7.7. Op grond van het vorenoverwogene is het hoger beroep ongegrond. De uitspraak van de rechtbank moet worden bevestigd.

Proceskosten

Het Hof acht geen termen aanwezig voor een veroordeling in de proceskosten als bedoeld in artikel 8:75 van de Algemene Wet bestuursrecht.

Beslissing

Het Gerechtshof bevestigt de uitspraak van de rechtbank.
Deze uitspraak is vastgesteld door mrs.
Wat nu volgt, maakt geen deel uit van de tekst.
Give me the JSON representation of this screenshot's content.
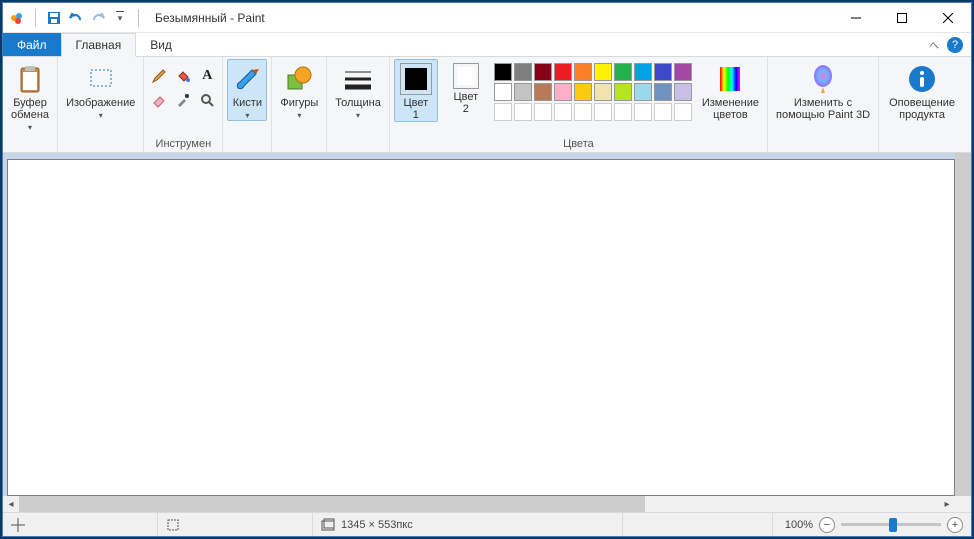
{
  "title": "Безымянный - Paint",
  "tabs": {
    "file": "Файл",
    "home": "Главная",
    "view": "Вид"
  },
  "ribbon": {
    "clipboard": {
      "btn": "Буфер\nобмена",
      "group": ""
    },
    "image": {
      "btn": "Изображение",
      "group": ""
    },
    "tools": {
      "group": "Инструмен"
    },
    "brushes": {
      "btn": "Кисти"
    },
    "shapes": {
      "btn": "Фигуры"
    },
    "thickness": {
      "btn": "Толщина"
    },
    "color1": {
      "lbl": "Цвет\n1"
    },
    "color2": {
      "lbl": "Цвет\n2"
    },
    "editcolors": {
      "lbl": "Изменение\nцветов"
    },
    "colors_group": "Цвета",
    "paint3d": {
      "lbl": "Изменить с\nпомощью Paint 3D"
    },
    "alert": {
      "lbl": "Оповещение\nпродукта"
    }
  },
  "palette_row1": [
    "#000000",
    "#7f7f7f",
    "#880015",
    "#ed1c24",
    "#ff7f27",
    "#fff200",
    "#22b14c",
    "#00a2e8",
    "#3f48cc",
    "#a349a4"
  ],
  "palette_row2": [
    "#ffffff",
    "#c3c3c3",
    "#b97a57",
    "#ffaec9",
    "#ffc90e",
    "#efe4b0",
    "#b5e61d",
    "#99d9ea",
    "#7092be",
    "#c8bfe7"
  ],
  "color1_value": "#000000",
  "color2_value": "#ffffff",
  "status": {
    "dims": "1345 × 553пкс",
    "zoom": "100%"
  }
}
G.J. van Leijenhorst, B. van Walderveen en J.J.J. Engel, in tegenwoordigheid van de griffier mr. R.A. Brits. De beslissing is op 18 juni 2014 in het openbaar uitgesproken.
aangetekend aan
partijen verzonden:
Zowel de belanghebbende als het daartoe bevoegde bestuursorgaan kanbinnen zes wekenna de verzenddatum van deze uitspraak beroep in cassatie instellen bij de Hoge Raad der Nederlanden. Daarbij moet het volgende in acht worden genomen:
1.
Bij het beroepschrift wordt een kopie van deze uitspraak gevoegd.
2.
Het beroepschrift wordt ondertekend en bevat ten minste:
-
- de naam en het adres van de indiener;
-
- de dagtekening;
-
- de vermelding van de uitspraak waartegen het beroep in cassatie is gericht;
-
- de gronden van het beroep in cassatie.
Het beroepschrift moet worden gezonden aan de Hoge Raad der Nederlanden (belastingkamer), Postbus 20303, 2500 EH Den Haag.
De partij die beroep in cassatie instelt is griffierecht verschuldigd en zal daarover bericht ontvangen van de griffier van de Hoge Raad. In het cassatieberoepschrift kan worden verzocht de wederpartij te veroordelen in de proceskosten.